High-level findings

  • Consistent with efforts to improve "technology literacy," states are focused almost exclusively on skill- based aspects of computing (such as, using a computer in other learning activities) and have few standards on the conceptual aspects of computer science that lay the foundation for innovation and deeper study in the field (for example, develop an understanding of an algorithm), as noted in Figure 2.

  • Only 14 states have adopted secondary state education standards for computer science instruction to a significant degree (defined as more than 50% of ACM and CSTA’s national model computer science standards), leaving more than two- thirds of the entire country with few computer science standards at the secondary school level.

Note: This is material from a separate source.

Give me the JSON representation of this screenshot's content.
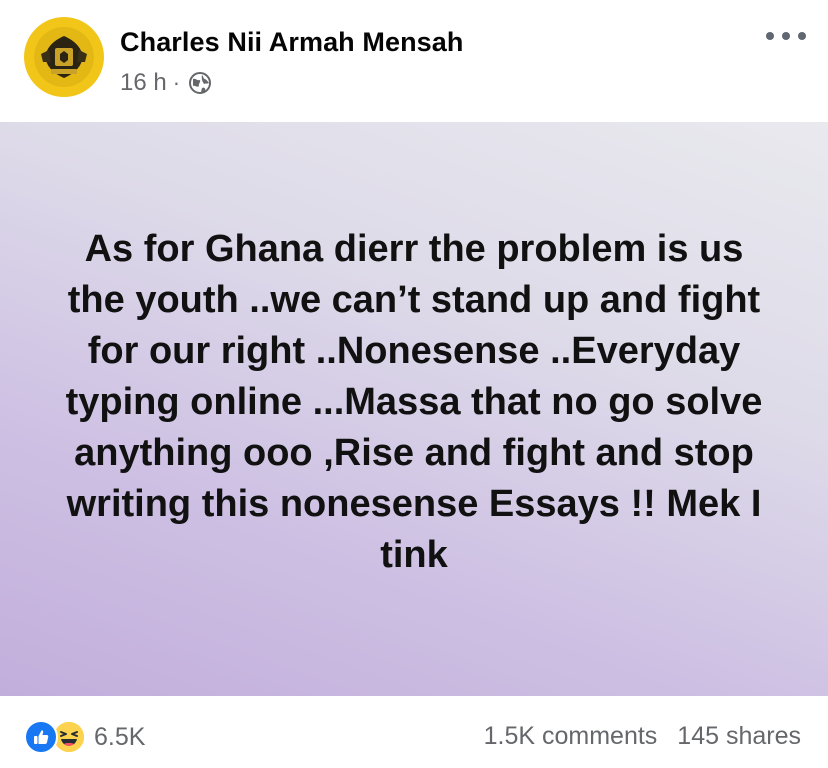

  • Further, 14 states (and the District of Columbia) do not have even one upper-level standard for computer science instruction as part of their secondary education standards.

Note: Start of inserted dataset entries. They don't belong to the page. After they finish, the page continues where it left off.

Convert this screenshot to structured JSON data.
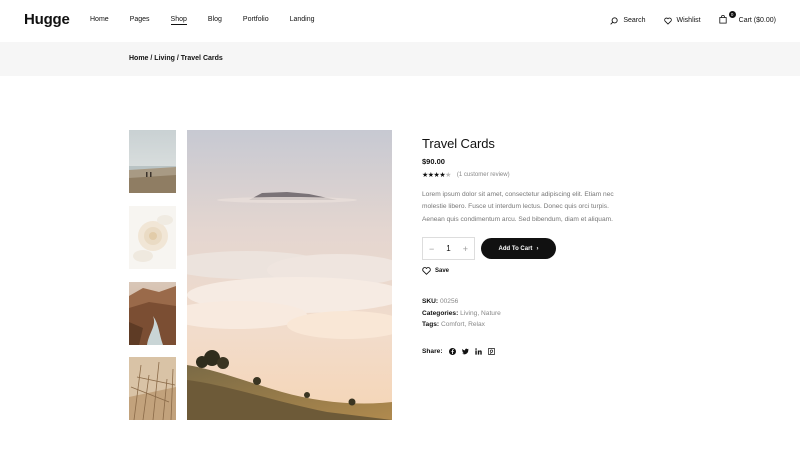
{
  "header": {
    "logo": "Hugge",
    "nav": [
      {
        "label": "Home"
      },
      {
        "label": "Pages"
      },
      {
        "label": "Shop",
        "active": true
      },
      {
        "label": "Blog"
      },
      {
        "label": "Portfolio"
      },
      {
        "label": "Landing"
      }
    ],
    "search_label": "Search",
    "wishlist_label": "Wishlist",
    "cart_label": "Cart ($0.00)",
    "cart_count": "0"
  },
  "breadcrumb": [
    "Home",
    "Living",
    "Travel Cards"
  ],
  "gallery": {
    "thumbnails": [
      "thumb-beach-walk",
      "thumb-flowers",
      "thumb-canyon-river",
      "thumb-dry-grass"
    ],
    "main": "sea-of-clouds"
  },
  "product": {
    "title": "Travel Cards",
    "price": "$90.00",
    "rating": 4,
    "rating_max": 5,
    "review_text": "(1 customer review)",
    "description": "Lorem ipsum dolor sit amet, consectetur adipiscing elit. Etiam nec molestie libero. Fusce ut interdum lectus. Donec quis orci turpis. Aenean quis condimentum arcu. Sed bibendum, diam et aliquam.",
    "quantity": "1",
    "qty_minus": "−",
    "qty_plus": "+",
    "add_to_cart": "Add To Cart",
    "add_arrow": "›",
    "save_label": "Save",
    "sku_label": "SKU:",
    "sku": "00256",
    "categories_label": "Categories:",
    "categories": "Living, Nature",
    "tags_label": "Tags:",
    "tags": "Comfort, Relax",
    "share_label": "Share:",
    "share_icons": [
      "facebook-icon",
      "twitter-icon",
      "linkedin-icon",
      "pinterest-icon"
    ]
  },
  "colors": {
    "accent": "#111111",
    "breadcrumb_bg": "#f6f6f6",
    "muted_text": "#888888"
  }
}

  • Only 9 states allow computer science courses to count as a required graduation credit for either mathematics or science, as noted in Table 2.

  • Further, no states require a computer science course as a condition of a student’s graduation despite national broad-based education studies calling for all students to be required to take some computer science in secondary education.
  • There is deep and widespread confusion within the states as to what should constitute and how to differentiate technology education, literacy and fluency; information technology education; and computer science as an academic subject. We have elaborated on this critical issue in the section titled "K–12 Computer Science Education Background and Issues."